Ororo Taylor
Ororo Taylor
Friday, December 3, 2021, a day like any other quickly turned sinister, and while all of my white friends quickly found solitude in police presence, I dealt with immense fear and anxiety. During the height of the Black Lives Matter Movement, I saw men and women being beaten and murdered constantly as those videos were posted and reshared by people it didn’t directly affect. Those people's well-intentioned posts caused me extreme anxiety and stress so much that I had to take a break from social media as a whole.
During this time, we do not all experience policing in the same way. As I watched my white peers give a sigh of relief as police walked into the library my anxiety shot through the roof, I understood that I wasn’t in the wrong and had nothing to do with what was going on, but sadly that means nothing, I remembered all the black and brown men and women who were completely in the right and still lost their lives which forced me to question “Will I be next?” and even if those responsible were imprisoned, I would still be dead.
I sometimes envy the leisure that comes with whiteness, the ability to understand that no matter who you are, you will be safe in the presence of police officials, a luxury I have never experienced and most likely never will. There is never a space that I can go into where my race could not be my downfall. I felt more endangered by the presence of the police than I did with an armed student in the school, and that is a problem!
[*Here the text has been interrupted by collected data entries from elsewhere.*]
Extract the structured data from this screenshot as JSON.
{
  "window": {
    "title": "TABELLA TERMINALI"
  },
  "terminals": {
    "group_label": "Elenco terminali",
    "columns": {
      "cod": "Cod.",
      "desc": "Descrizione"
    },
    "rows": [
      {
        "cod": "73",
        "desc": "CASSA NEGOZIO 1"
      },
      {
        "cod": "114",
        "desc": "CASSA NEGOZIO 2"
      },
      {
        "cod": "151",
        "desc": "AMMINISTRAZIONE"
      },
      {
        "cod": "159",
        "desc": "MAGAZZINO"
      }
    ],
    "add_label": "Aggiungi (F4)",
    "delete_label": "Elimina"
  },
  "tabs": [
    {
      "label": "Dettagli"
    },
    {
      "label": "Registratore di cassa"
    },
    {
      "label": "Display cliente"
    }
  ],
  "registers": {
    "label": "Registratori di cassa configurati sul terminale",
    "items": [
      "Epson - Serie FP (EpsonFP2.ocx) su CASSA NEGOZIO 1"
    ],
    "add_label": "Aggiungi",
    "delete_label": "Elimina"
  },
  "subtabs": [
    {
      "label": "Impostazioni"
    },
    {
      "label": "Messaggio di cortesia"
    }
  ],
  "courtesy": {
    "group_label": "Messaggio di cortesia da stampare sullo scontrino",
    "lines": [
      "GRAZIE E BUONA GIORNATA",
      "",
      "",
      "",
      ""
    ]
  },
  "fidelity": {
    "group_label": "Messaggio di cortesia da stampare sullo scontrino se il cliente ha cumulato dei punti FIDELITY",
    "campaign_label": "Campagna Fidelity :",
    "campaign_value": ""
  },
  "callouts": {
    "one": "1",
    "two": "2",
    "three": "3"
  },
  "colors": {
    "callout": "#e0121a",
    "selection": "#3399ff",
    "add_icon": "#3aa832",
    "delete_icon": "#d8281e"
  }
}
The idea that I don’t feel safe at my place of education, after the events of Friday I contemplated dropping out so that I would never have to show up to school again either through transferring, switching schools, and online alternatives. But the reality is that there is no safe place for me as a black student. Prejudices and biases run rampant in the minds of many white people, including police officers. When Central High School makes decisions about the policing of our school, they need to think about our black and brown students who experience the world so differently.